Vous avez monté dans l’ordre chronologique du tournage ?
On a un peu tout mélangé même si le film avance de manière chronologique. On aurait pu faire vingt films avec les 163 heures de rushes dont on disposait. On a décidé de rester dans une sorte de thriller médiatique qui reproduisait la tension existante dans la création de cette émission, ainsi que tous les problèmes qu’induisent des personnages réels jetés dans une mécanique de spectacle de grande audience. Dans la dernière partie du film tous s’interrogent sur ce qu’ils ont fait. On avait d’ailleurs filmé des séquences chez les témoins ayant participé à l’émission, en train de se regarder sur l’écran. Mais nous avons renoncé à les monter, par crainte de faire du Mireille Dumas, et surtout parce que l’idée forte du film était de décrire le coeur du réacteur. Je tiens à dire aussi que nous ne voulions pas faire un film à charge. On laisse les gens juger. Je crois qu’on y trouve suffisamment d’arguments pour qu’à la fin les spectateurs puissent juger de ce qu’ils ont vécu. J’ai horreur du commentaire, qui nous dit ce qu’il faut penser de ce qu’on voit. Les cinéastes que j’aime beaucoup, comme Frederik Wiseman, ne sont jamais dans le commentaire, ils montrent.
Prendre des vrais gens, les mettre dans le système de la télé et regarder ce qui se passe : c’est un thème qui vous intéressait avant même d’avoir choisi l’émission ?
Oui, c’est le travail de tout cinéaste. En un sens, Y a que la vérité qui compte est presque un exemple. Réussir à récupérer l’histoire d’une personne et mettre en scène la cassure dramatique d’une vie, c’est ce que fait n’importe quel réalisateur. Tout à coup, on les voit faire ça en chaîne. La mécanique théâtrale de l’émission est parfaite. J’aime beaucoup ce moment où l’une des journalistes, lors de l’anniversaire d’un des témoins dans une sorte de MJC, prend les confettis et les jette devant l’objectif de la caméra. Même s’il y a du bonheur, il faut encore le mettre en scène pour la télé. Comme s’il n’y avait pas de bonheur sans images du bonheur.
Y a-t-il eu des contacts avec des chaînes de télévision pour diffuser le film ?
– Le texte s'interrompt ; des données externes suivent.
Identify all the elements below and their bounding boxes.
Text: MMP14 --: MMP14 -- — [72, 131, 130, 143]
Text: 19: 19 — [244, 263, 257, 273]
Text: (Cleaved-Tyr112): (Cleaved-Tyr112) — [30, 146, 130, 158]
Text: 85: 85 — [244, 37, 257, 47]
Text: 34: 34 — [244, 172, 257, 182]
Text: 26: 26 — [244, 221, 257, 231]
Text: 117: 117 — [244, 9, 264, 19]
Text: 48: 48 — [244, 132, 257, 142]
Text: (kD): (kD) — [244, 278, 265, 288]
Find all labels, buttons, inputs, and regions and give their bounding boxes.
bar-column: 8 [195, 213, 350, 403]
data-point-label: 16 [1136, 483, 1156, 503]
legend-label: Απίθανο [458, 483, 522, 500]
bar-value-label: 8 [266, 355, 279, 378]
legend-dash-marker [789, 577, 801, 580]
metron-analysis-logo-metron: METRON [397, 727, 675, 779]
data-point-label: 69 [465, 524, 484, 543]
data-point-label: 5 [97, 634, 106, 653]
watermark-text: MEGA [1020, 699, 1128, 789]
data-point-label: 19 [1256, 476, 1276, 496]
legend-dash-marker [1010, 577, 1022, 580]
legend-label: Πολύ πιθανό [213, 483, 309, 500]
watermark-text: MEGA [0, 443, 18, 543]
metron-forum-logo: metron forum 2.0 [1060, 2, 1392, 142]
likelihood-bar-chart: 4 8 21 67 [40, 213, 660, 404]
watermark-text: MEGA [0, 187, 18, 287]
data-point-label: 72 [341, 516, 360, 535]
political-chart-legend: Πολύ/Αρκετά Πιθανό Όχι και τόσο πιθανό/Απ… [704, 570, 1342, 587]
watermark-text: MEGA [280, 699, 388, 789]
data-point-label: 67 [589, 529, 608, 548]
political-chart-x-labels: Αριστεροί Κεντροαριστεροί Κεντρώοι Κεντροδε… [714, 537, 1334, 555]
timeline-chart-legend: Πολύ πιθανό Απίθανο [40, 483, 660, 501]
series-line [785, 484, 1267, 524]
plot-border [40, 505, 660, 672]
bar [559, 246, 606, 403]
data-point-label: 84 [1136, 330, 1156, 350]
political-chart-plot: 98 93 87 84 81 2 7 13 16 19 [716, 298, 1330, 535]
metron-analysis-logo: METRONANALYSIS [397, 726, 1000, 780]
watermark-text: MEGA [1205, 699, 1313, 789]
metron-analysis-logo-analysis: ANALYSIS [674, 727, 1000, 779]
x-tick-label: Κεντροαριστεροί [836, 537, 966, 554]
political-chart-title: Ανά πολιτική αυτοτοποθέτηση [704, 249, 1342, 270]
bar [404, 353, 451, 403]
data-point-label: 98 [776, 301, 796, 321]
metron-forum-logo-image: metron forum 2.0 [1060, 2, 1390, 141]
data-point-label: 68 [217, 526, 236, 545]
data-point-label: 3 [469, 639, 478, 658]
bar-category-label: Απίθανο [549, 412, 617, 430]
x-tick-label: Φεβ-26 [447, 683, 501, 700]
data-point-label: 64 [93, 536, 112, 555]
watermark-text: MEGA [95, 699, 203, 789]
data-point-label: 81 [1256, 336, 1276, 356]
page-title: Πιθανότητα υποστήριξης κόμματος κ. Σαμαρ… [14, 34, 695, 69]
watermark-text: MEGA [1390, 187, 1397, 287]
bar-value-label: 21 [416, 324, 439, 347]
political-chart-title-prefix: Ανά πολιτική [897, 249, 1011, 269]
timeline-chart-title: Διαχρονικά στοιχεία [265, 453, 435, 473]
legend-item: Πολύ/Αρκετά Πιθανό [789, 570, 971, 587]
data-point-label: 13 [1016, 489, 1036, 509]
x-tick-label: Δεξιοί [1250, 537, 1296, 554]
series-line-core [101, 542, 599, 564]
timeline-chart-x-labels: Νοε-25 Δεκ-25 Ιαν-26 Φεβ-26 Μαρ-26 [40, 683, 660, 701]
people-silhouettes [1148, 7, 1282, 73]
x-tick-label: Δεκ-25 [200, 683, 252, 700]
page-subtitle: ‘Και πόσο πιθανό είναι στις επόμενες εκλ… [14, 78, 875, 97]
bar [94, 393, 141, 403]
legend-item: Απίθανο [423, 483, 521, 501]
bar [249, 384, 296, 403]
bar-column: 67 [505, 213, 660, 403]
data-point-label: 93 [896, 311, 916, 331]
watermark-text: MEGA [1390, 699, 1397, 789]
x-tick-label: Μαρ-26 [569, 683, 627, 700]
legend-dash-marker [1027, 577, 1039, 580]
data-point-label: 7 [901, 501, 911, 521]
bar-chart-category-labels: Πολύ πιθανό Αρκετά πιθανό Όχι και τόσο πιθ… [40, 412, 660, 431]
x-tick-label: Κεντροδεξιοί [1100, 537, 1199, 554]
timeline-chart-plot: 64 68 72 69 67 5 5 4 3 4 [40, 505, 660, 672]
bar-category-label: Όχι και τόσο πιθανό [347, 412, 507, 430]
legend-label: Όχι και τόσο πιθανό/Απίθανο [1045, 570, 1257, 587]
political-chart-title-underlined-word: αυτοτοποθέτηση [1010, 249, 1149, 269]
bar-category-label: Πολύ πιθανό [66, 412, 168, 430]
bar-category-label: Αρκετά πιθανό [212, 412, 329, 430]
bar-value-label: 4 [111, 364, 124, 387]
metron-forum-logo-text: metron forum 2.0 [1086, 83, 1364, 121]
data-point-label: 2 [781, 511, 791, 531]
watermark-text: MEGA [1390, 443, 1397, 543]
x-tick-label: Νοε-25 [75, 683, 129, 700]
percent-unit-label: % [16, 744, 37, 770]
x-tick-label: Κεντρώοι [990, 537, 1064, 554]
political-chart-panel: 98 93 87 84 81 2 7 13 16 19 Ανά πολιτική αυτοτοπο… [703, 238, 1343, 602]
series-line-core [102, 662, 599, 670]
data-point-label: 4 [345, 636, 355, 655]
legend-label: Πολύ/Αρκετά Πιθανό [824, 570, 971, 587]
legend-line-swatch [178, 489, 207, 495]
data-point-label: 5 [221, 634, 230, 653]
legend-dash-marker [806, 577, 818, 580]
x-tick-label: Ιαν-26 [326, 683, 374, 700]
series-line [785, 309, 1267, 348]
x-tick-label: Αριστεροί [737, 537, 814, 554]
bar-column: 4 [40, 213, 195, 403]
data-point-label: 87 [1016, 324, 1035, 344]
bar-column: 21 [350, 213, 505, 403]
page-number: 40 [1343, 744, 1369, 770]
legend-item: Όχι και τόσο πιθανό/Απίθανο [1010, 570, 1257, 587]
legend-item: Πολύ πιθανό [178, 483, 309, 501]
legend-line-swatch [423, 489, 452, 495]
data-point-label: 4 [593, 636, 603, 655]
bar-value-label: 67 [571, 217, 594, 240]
Les télés ne veulent pas parler de télévision. Toutes les chaînes nous ont reçu très violemment. Il n’était pas question, pour aucune d’entre elles, de passer un film sur les coulisses d’une émission de TF1. On s’est entendu dire que ce n’était pas déontologique. Par ailleurs, il est très difficile de placer un documentaire à la télévision si une chaîne n’a pas été à la base du projet. Le film a été intégralement produit sur fonds propres. Seuls Les Films d’Ici se sont un peu intéressés au projet, mais sans débourser un centime.